Toda esta movimentação acabou por beneficiar os cofres da Associação Humanitária, que viu entrar milhares de euros de quotas em atraso, que de outra forma não se receberiam, tal como confirmou o próprio Benjamim Pinto.
O presidente reconduzido, que é irmão do edil de Macedo, Beraldino Pinto, mostrou-se satisfeito com o resultado, argumentando que o trabalho da sua equipa foi reconhecido.

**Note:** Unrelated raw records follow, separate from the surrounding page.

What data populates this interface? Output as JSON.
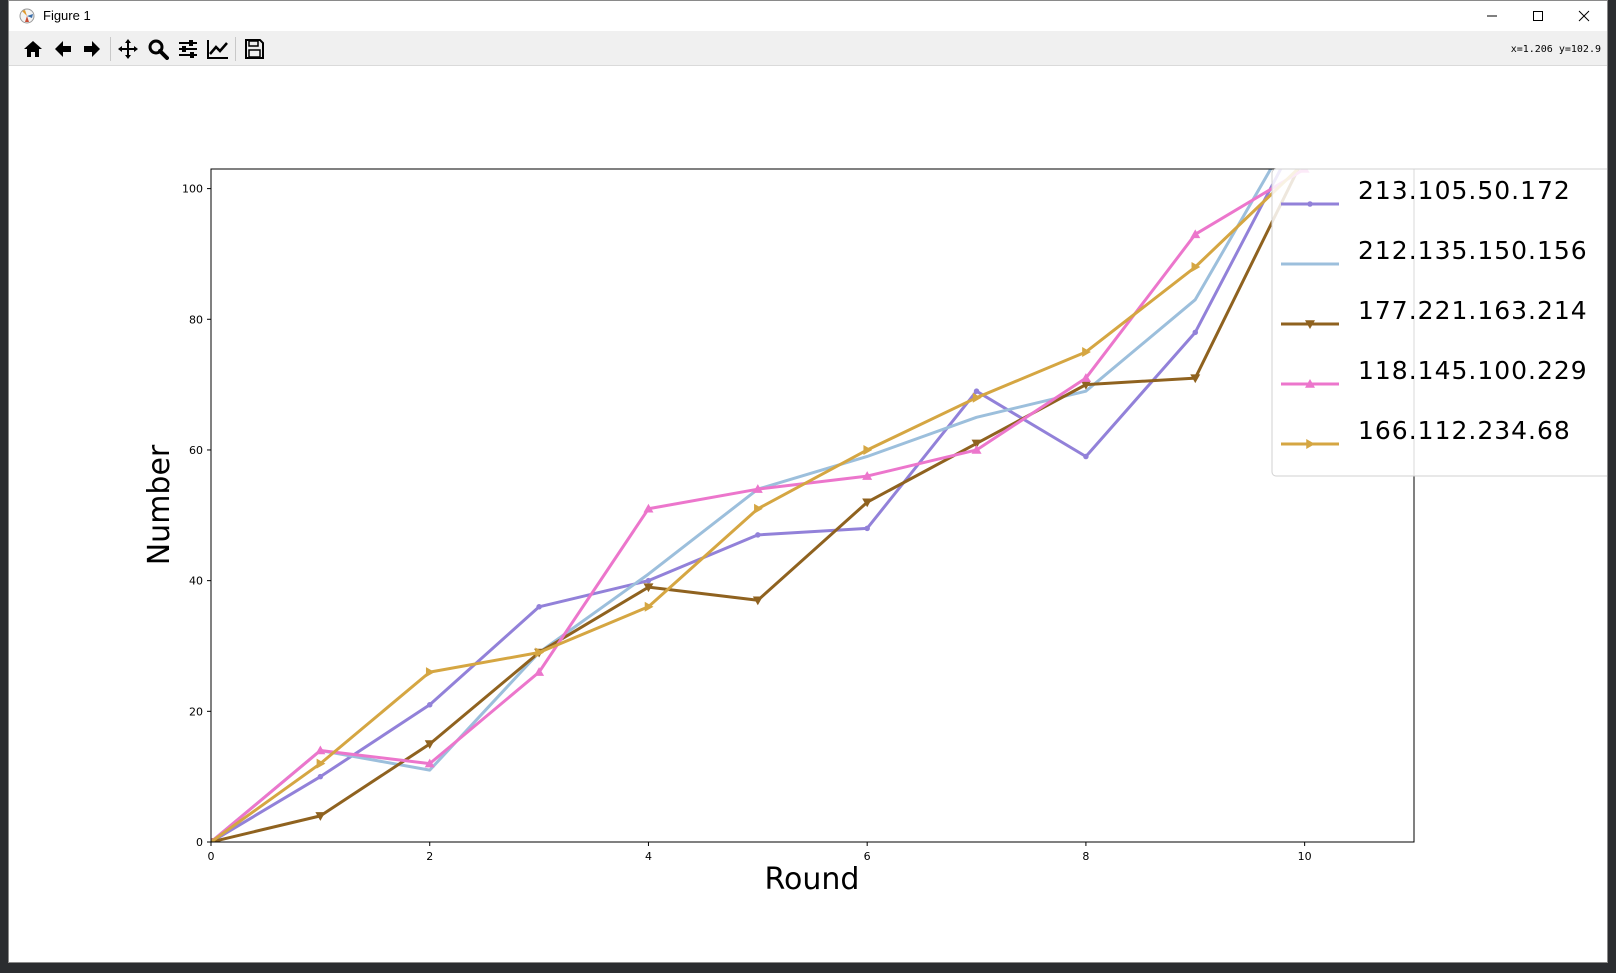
{
  "window": {
    "title": "Figure 1",
    "coords_readout": "x=1.206  y=102.9"
  },
  "toolbar": {
    "buttons": [
      "home-icon",
      "back-icon",
      "forward-icon",
      "pan-icon",
      "zoom-icon",
      "configure-subplots-icon",
      "edit-axis-icon",
      "save-icon"
    ]
  },
  "colors": {
    "series": [
      "#9281d9",
      "#9cbfdc",
      "#8f621f",
      "#ec76cc",
      "#d5a642"
    ]
  },
  "chart_data": {
    "type": "line",
    "title": "",
    "xlabel": "Round",
    "ylabel": "Number",
    "xlim": [
      0,
      11
    ],
    "ylim": [
      0,
      103
    ],
    "xticks": [
      0,
      2,
      4,
      6,
      8,
      10
    ],
    "yticks": [
      0,
      20,
      40,
      60,
      80,
      100
    ],
    "grid": false,
    "legend_position": "upper-right",
    "x": [
      0,
      1,
      2,
      3,
      4,
      5,
      6,
      7,
      8,
      9,
      10
    ],
    "series": [
      {
        "name": "213.105.50.172",
        "marker": "point",
        "color": "#9281d9",
        "values": [
          0,
          10,
          21,
          36,
          40,
          47,
          48,
          69,
          59,
          78,
          110
        ]
      },
      {
        "name": "212.135.150.156",
        "marker": "none",
        "color": "#9cbfdc",
        "values": [
          0,
          14,
          11,
          29,
          41,
          54,
          59,
          65,
          69,
          83,
          112
        ]
      },
      {
        "name": "177.221.163.214",
        "marker": "triangle-down",
        "color": "#8f621f",
        "values": [
          0,
          4,
          15,
          29,
          39,
          37,
          52,
          61,
          70,
          71,
          105
        ]
      },
      {
        "name": "118.145.100.229",
        "marker": "triangle-up",
        "color": "#ec76cc",
        "values": [
          0,
          14,
          12,
          26,
          51,
          54,
          56,
          60,
          71,
          93,
          103
        ]
      },
      {
        "name": "166.112.234.68",
        "marker": "triangle-right",
        "color": "#d5a642",
        "values": [
          0,
          12,
          26,
          29,
          36,
          51,
          60,
          68,
          75,
          88,
          104
        ]
      }
    ]
  }
}
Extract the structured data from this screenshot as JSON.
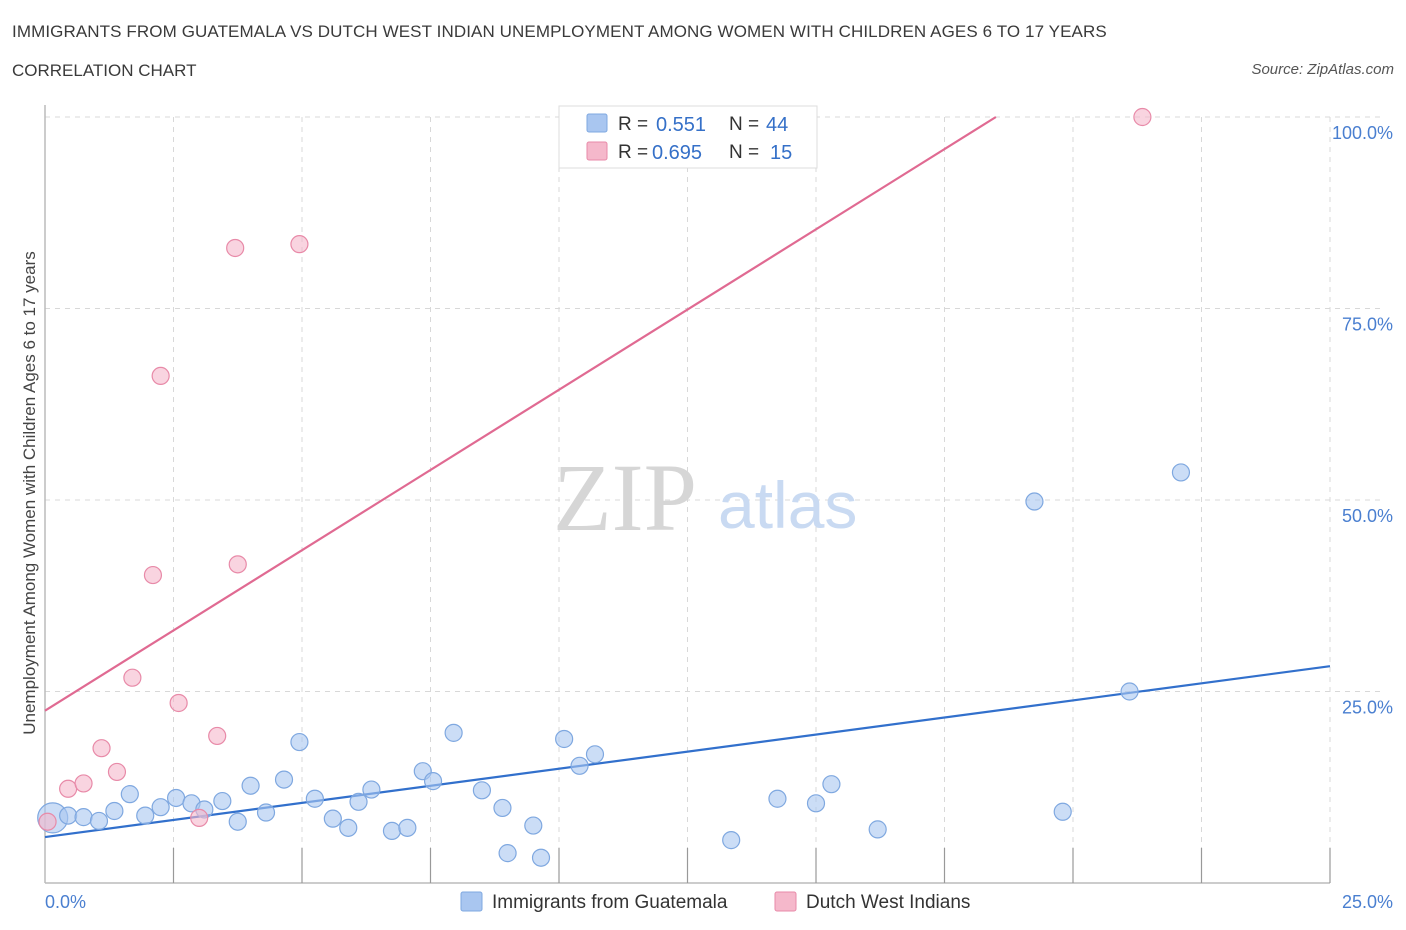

Já António Vaz disse aceitar o veredicto, mas revelou estar “preocupado com a qualidade da democracia” que se vive em Macedo de Cavaleiros. Segundo o empresário, os vereadores da Câmara Municipal de Macedo de Cavaleiros, Carlos Barroso e Duarte Moreno, envolveram-se pessoalmente nas eleições, tal como vários presidentes de Juntas de Freguesia de todo o concelho..
António Vaz sente-se incomodado com o envolvimento dos dois autarcas, “que acompanharam o processo eleitoral, desde a abertura até ao fecho, sempre agarrados ao telemóvel”.